Since 2004, he has had his own animation studio, Jugando en Serio, which has worked on a wide variety of projects, both inside and outside of Mexico.
“For example, they came to us for tests to animate Warner Brothers characters because they’re bearing us in mind to start sending things to Mexico. We animate Looney Tunes and Animaniacs characters,” said Villarreal.
Jugando en Serio, has already worked on character design for the film Blazing Samurai, which is still in production and directed by Chris Bailey, an animator at Disney.
One of their most recent projects is the children’s series ¿Y Charlotte?
His hands on an Oscar
In 2018, when attending an event that brought together producers and studios like Disney and Warner, he met Mike Owens, who was animation director on Animaniacs.
“He said, ‘I’m going to put you in contact with various studios that I know of because you produce very high-quality work and you should be working at another level’”, Villarreal recalled.
Some months later, Owens called him and invited him to join the team that made Hair Love, a short film that tells of how a father has to deal with looking after his daughter and his home when his wife is hospitalized with cancer. Villarreal animated three scenes.

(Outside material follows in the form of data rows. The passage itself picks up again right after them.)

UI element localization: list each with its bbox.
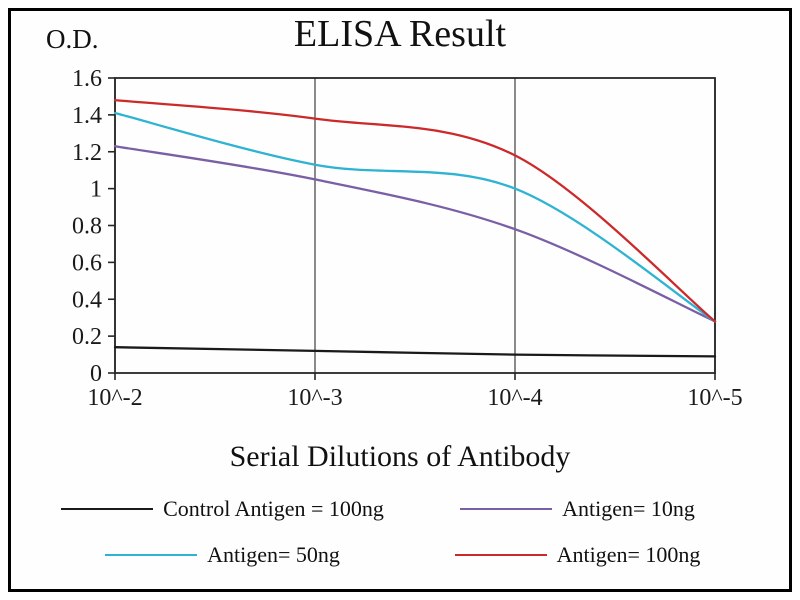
legend-item: Antigen= 100ng xyxy=(400,542,755,568)
chart-title: ELISA Result xyxy=(293,13,507,55)
x-tick-label: 10^-2 xyxy=(87,385,142,411)
x-tick-label: 10^-3 xyxy=(287,385,342,411)
y-axis-title: O.D. xyxy=(46,24,99,54)
legend-label: Antigen= 10ng xyxy=(562,496,695,521)
y-tick-label: 0.4 xyxy=(72,287,102,313)
x-tick-label: 10^-4 xyxy=(487,385,542,411)
legend-line-swatch xyxy=(105,554,198,556)
legend-label: Antigen= 100ng xyxy=(556,542,701,567)
legend-line-swatch xyxy=(61,508,154,510)
legend-item: Control Antigen = 100ng xyxy=(45,496,400,522)
series-line-0 xyxy=(113,346,717,358)
series-line-3 xyxy=(113,98,717,323)
y-tick-label: 1.4 xyxy=(72,103,102,129)
y-tick-label: 1.6 xyxy=(72,66,102,92)
legend-item: Antigen= 50ng xyxy=(45,542,400,568)
legend-label: Antigen= 50ng xyxy=(207,542,340,567)
y-tick-label: 1 xyxy=(90,177,102,203)
legend: Control Antigen = 100ng Antigen= 10ng Anti… xyxy=(45,496,755,568)
x-tick-label: 10^-5 xyxy=(687,385,742,411)
y-tick-label: 0 xyxy=(90,361,102,387)
legend-line-swatch xyxy=(460,508,553,510)
y-tick-label: 0.8 xyxy=(72,214,102,240)
series-line-1 xyxy=(113,145,717,323)
y-tick-label: 0.6 xyxy=(72,250,102,276)
series-line-2 xyxy=(113,111,717,323)
legend-label: Control Antigen = 100ng xyxy=(163,496,384,521)
legend-line-swatch xyxy=(454,554,547,556)
x-axis-title: Serial Dilutions of Antibody xyxy=(229,440,571,473)
legend-item: Antigen= 10ng xyxy=(400,496,755,522)
y-tick-label: 1.2 xyxy=(72,140,102,166)
image-border-frame xyxy=(8,8,792,592)
y-tick-label: 0.2 xyxy=(72,324,102,350)
plot-border xyxy=(114,77,716,374)
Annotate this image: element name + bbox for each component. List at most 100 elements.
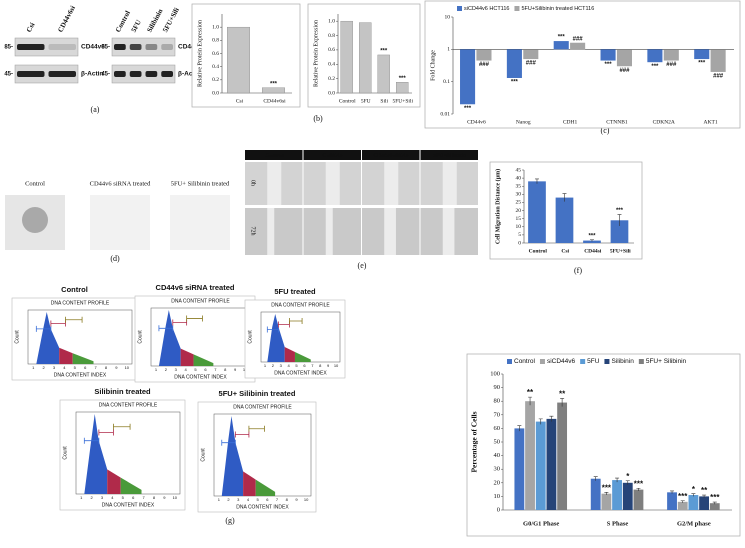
x-tick-label: CD44v6si [263,98,286,104]
flow-x-label: DNA CONTENT INDEX [236,504,289,510]
marker-label: 85- [101,45,110,51]
bar [506,49,522,78]
bar [667,492,677,510]
flow-gate [186,315,203,322]
flow-g2-peak [120,477,142,494]
column-label: 5FU+Silibinin [433,153,466,159]
blot-band [145,44,158,50]
flow-tick-label: 5 [295,363,298,368]
y-tick-label: 1.0 [212,24,219,30]
y-tick-label: 0 [497,506,500,513]
flow-tick-label: 8 [224,367,227,372]
blot-band [48,71,76,77]
spheroid-image [90,195,150,250]
flow-tick-label: 2 [227,497,230,502]
flow-plot-title: DNA CONTENT PROFILE [271,302,330,308]
bar [359,22,372,94]
column-header [362,150,420,160]
flow-x-label: DNA CONTENT INDEX [274,370,327,376]
flow-plot-title: DNA CONTENT PROFILE [171,298,230,304]
bar [677,501,688,510]
bar [396,82,409,94]
bar [377,54,390,94]
blot-band [17,44,45,50]
flow-tick-label: 6 [266,497,269,502]
y-tick-label: 0.6 [328,47,335,53]
image-caption: 5FU+ Silibinin treated [171,180,230,187]
blot-band [161,44,173,50]
flow-tick-label: 5 [194,367,197,372]
y-tick-label: 10 [494,493,501,500]
legend-label: Control [514,358,536,365]
flow-tick-label: 10 [125,365,130,370]
blot-band [114,44,126,50]
protein-label: CD44v6 [81,44,105,51]
y-tick-label: 30 [494,466,501,473]
significance-label: ### [573,36,584,42]
y-tick-label: 0.2 [212,77,219,83]
panel-label: (f) [574,266,582,275]
bar [528,181,546,243]
x-tick-label: Nanog [516,119,531,125]
y-tick-label: 10 [445,14,451,20]
bar [600,49,616,61]
x-tick-label: Csi [561,248,569,254]
bar [514,428,525,510]
wound-gap [325,162,340,205]
flow-tick-label: 5 [257,497,260,502]
bar [709,503,720,510]
blot-band [129,44,142,50]
y-tick-label: 10 [516,224,522,230]
flow-tick-label: 3 [101,495,104,500]
significance-label: ### [619,68,630,74]
y-tick-label: 0.0 [328,90,335,96]
legend-swatch [507,359,512,364]
flow-x-label: DNA CONTENT INDEX [174,374,227,380]
flow-tick-label: 3 [237,497,240,502]
flow-tick-label: 9 [115,365,118,370]
flow-g1-peak [221,416,244,496]
flow-tick-label: 3 [175,367,178,372]
y-tick-label: 15 [516,216,522,222]
x-tick-label: S Phase [607,520,629,527]
flow-tick-label: 1 [264,363,267,368]
marker-label: 85- [4,45,13,51]
y-axis-label: Cell Migration Distance (µm) [494,169,501,244]
flow-gate [158,325,174,332]
x-tick-label: CDKN2A [653,119,675,125]
bar [694,49,710,60]
legend-label: 5FU+ Silibinin [646,358,687,365]
significance-label: *** [651,64,659,70]
significance-label: *** [511,80,519,86]
flow-y-label: Count [62,446,68,460]
significance-label: *** [558,35,566,41]
flow-tick-label: 10 [173,495,178,500]
flow-title: 5FU treated [274,287,316,296]
significance-label: ** [701,486,708,495]
bar [622,482,633,510]
flow-tick-label: 2 [90,495,93,500]
significance-label: * [626,472,630,481]
flow-gate [83,437,100,444]
legend-swatch [457,6,462,11]
bar [616,49,632,67]
flow-title: 5FU+ Silibinin treated [219,389,296,398]
column-label: CD44v6 siRNA [373,153,409,159]
column-header [303,150,361,160]
bar [557,402,568,510]
x-tick-label: AKT1 [704,119,718,125]
flow-y-label: Count [247,330,253,344]
significance-label: *** [588,233,596,239]
legend-label: 5FU [587,358,600,365]
significance-label: *** [380,49,388,55]
flow-x-label: DNA CONTENT INDEX [102,502,155,508]
bar [570,42,586,50]
y-tick-label: 0.8 [328,33,335,39]
legend-swatch [604,359,610,364]
flow-g2-peak [255,479,276,496]
y-tick-label: 40 [494,452,501,459]
wound-gap [384,208,396,255]
spheroid-image [170,195,230,250]
y-tick-label: 60 [494,425,501,432]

“They were very beautiful and meaningful scenes for me. They took me back to when I was very young, and my mother was sick. She had cancer too. I had a profound connection with the story and animating it brought up all those feelings.”
The Sony Pictures Animation short film gradually became recognized as one of the best, until it was nominated for an Oscar.
“I was already very happy. I went to see the Oscars at a friend’s house and when they said the name of our short film, we all jumped up and started shouting,” said the animator.
When he went to the Sony studios in Los Angeles to celebrate winning the Oscar, he met director Matthew Cherry in person and received his congratulations.
“He said, ‘here, take a picture with the Oscar because it’s also yours, it’s not only mine: it belongs to the whole team.’
“That’s when you realize the maturity of a project in which everyone is important,” he shared.
Reflecting on his current aspirations, Villarreal shared that he now wants to win an Oscar with one of his own projects made by his own studio. That will be a trophy which demonstrates the talent that exists in Mexico.